PostgreSQL – Hot Standby Feedback vs. Max Standby Delay Settings for Long Running Analytical Queries

business-intelligenceperformancepostgresqlpostgresql-performancereplication

When spinning up a hot standby server specifically for BI/Analytics purposes where long running queries may be common, is it better to turn on hot_standby_feedback or set the max_standby_*_delay settings to -1?

My understanding is that the hot_standby_feedback prevents the master from doing things like VACUUM until it is safe to do likewise on the standby where the max_standby_*_delay settings allow VACUUM to commence on the master but the standby, if necessary, waits to apply any vacuum cleanup that could conflict with a long running query.

Furthermore, the docs state for hot_standby_feedback:

Remedial possibilities exist if the number of standby-query cancellations is found to be unacceptable. The first option is to set the parameter hot_standby_feedback, which prevents VACUUM from removing recently-dead rows and so cleanup conflicts do not occur. If you do this, you should note that this will delay cleanup of dead rows on the primary, which may result in undesirable table bloat. However, the cleanup situation will be no worse than if the standby queries were running directly on the primary server, and you are still getting the benefit of off-loading execution onto the standby.

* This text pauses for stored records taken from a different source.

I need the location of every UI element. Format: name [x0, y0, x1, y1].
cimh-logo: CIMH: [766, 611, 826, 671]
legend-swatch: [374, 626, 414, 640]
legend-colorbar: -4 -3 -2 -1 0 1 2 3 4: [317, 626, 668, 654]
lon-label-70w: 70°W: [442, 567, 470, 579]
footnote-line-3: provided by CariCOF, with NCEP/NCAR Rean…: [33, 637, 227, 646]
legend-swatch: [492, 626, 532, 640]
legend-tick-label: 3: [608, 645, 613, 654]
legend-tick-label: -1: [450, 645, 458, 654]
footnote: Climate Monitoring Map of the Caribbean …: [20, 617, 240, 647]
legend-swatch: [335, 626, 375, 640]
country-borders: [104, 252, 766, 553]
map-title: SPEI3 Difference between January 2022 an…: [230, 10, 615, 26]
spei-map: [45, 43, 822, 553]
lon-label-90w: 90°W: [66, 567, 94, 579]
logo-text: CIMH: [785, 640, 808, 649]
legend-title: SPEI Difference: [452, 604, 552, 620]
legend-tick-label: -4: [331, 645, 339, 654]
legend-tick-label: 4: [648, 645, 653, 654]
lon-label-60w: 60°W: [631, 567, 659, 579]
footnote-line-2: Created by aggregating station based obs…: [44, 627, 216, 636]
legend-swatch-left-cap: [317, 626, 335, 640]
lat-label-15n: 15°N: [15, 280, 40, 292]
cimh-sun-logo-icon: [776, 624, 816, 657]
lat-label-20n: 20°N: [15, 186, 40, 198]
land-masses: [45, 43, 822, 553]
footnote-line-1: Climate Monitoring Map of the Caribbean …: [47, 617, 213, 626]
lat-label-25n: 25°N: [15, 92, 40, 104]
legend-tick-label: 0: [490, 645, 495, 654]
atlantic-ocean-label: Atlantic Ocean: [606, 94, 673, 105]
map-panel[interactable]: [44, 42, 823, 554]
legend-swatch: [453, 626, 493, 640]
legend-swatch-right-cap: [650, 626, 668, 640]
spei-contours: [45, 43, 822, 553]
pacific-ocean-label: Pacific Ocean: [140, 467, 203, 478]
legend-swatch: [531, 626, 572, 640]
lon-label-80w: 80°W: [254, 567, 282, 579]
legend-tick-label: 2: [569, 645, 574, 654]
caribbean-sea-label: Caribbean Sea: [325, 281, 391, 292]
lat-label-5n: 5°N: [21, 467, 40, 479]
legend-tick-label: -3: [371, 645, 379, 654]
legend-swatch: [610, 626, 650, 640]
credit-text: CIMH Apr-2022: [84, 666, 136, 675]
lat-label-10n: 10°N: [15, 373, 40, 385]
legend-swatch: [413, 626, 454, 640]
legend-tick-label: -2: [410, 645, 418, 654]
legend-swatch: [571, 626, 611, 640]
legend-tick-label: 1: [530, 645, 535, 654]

And for max_standby_*_delay the docs state:

If the standby server is tasked as an additional server for decision support queries then it might be acceptable to set the maximum delay values to many hours, or even -1 which means wait forever for queries to complete.

It's still unclear to me which is better and what the exact pros and cons of each are?

Best Answer

With hot_standby_feedback on, vacuum can still be done, but it will be less effective as some tuples that would otherwise be vacuumed now have to be delayed to a later vacuum. The only real downside that I know of is the increased bloat. How much of a downside this is depends entirely on your usage. The worst case is if your database has small, intensively updated tables, like a work-queue table. Those could get extremely bloated. If you don't have that kind of table, you probably won't have a problem.

The problems with max_standby_*_delay are that other queries running on the standby are also having their horizon held back by potentially large amounts, and that if you hold back the stand-by long enough accumulated un-replayed WAL files will fill up your hard drive and you will lose the stand-by.